Feb. 3 (Bloomberg) -- Copper fell for a ninth day, the longest losing streak since January 1996, after manufacturing slowed in China, the world’s largest user of base metals. Aluminum traded near a four-year low.
Copper for delivery in three months on the London Metal Exchange slid as much as 0.4 percent to $7,035 a metric ton and was at $7,036 at 3:48 p.m. in Tokyo. The industrial metal, used in wires and pipes, lost 4 percent in January, the most since June, extending a 7.2 percent drop in 2013.

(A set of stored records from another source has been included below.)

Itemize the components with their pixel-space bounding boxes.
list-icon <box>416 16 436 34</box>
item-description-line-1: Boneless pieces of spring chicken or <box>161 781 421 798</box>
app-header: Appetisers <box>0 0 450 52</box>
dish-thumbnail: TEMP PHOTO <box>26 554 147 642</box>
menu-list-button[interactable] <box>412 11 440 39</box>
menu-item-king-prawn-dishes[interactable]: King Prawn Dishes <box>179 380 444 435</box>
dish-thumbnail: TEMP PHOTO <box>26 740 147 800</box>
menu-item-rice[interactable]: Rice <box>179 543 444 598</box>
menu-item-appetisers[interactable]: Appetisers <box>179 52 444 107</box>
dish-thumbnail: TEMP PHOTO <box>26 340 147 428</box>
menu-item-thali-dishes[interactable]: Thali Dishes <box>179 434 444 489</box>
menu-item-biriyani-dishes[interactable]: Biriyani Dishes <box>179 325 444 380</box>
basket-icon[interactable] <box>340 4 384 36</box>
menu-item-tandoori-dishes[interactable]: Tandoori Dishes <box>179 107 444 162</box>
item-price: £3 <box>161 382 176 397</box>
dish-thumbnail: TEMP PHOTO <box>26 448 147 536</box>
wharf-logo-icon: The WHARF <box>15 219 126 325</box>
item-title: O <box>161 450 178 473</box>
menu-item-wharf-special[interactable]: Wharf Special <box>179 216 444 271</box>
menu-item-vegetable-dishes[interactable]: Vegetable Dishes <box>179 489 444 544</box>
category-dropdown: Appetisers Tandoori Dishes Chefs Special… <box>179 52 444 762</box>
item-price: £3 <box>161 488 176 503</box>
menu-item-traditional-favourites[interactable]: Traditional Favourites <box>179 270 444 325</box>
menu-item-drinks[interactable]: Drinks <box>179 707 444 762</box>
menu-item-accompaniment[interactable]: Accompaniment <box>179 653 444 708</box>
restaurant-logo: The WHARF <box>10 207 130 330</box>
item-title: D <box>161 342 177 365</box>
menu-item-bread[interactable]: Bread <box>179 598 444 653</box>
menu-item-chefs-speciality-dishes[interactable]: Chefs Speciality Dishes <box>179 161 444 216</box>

The Purchasing Managers’ Index fell to 50.5 in January from December’s 51 reading, the National Bureau of Statistics and China Federation of Logistics and Purchasing said Feb. 1. A private factory gauge on Jan. 30 signaled the first contraction in six months in the world’s second-biggest economy. The LMEX Index of six main industrial metals retreated 3.7 percent last month, the worst start to a year since 2010.
“Copper is taking its cue from China’s economic growth, with last week’s rout in emerging markets deepening demand concern,” said Hiroyuki Kikukawa, the general manager of research at Nihon Unicom Inc. in Tokyo.
Central bank rate increases in Turkey, India and South Africa last week failed to contain last month’s 3 percent selloff in emerging-market currencies.
The contract for March delivery declined 0.2 percent to $3.1905 a pound on the Comex in New York. Copper for delivery in April on the Shanghai Futures Exchange dropped 0.2 percent to close at 50,950 yuan ($8,409) a ton on Jan. 30. Markets in China are closed through Feb. 6 for Lunar New Year holidays.
Aluminum in London fell 0.1 percent to $1,704 a ton after touching $1,698.25 on Jan. 31, the lowest level since July 2009.
On the LME, zinc, lead and nickel also declined, while tin hadn’t traded.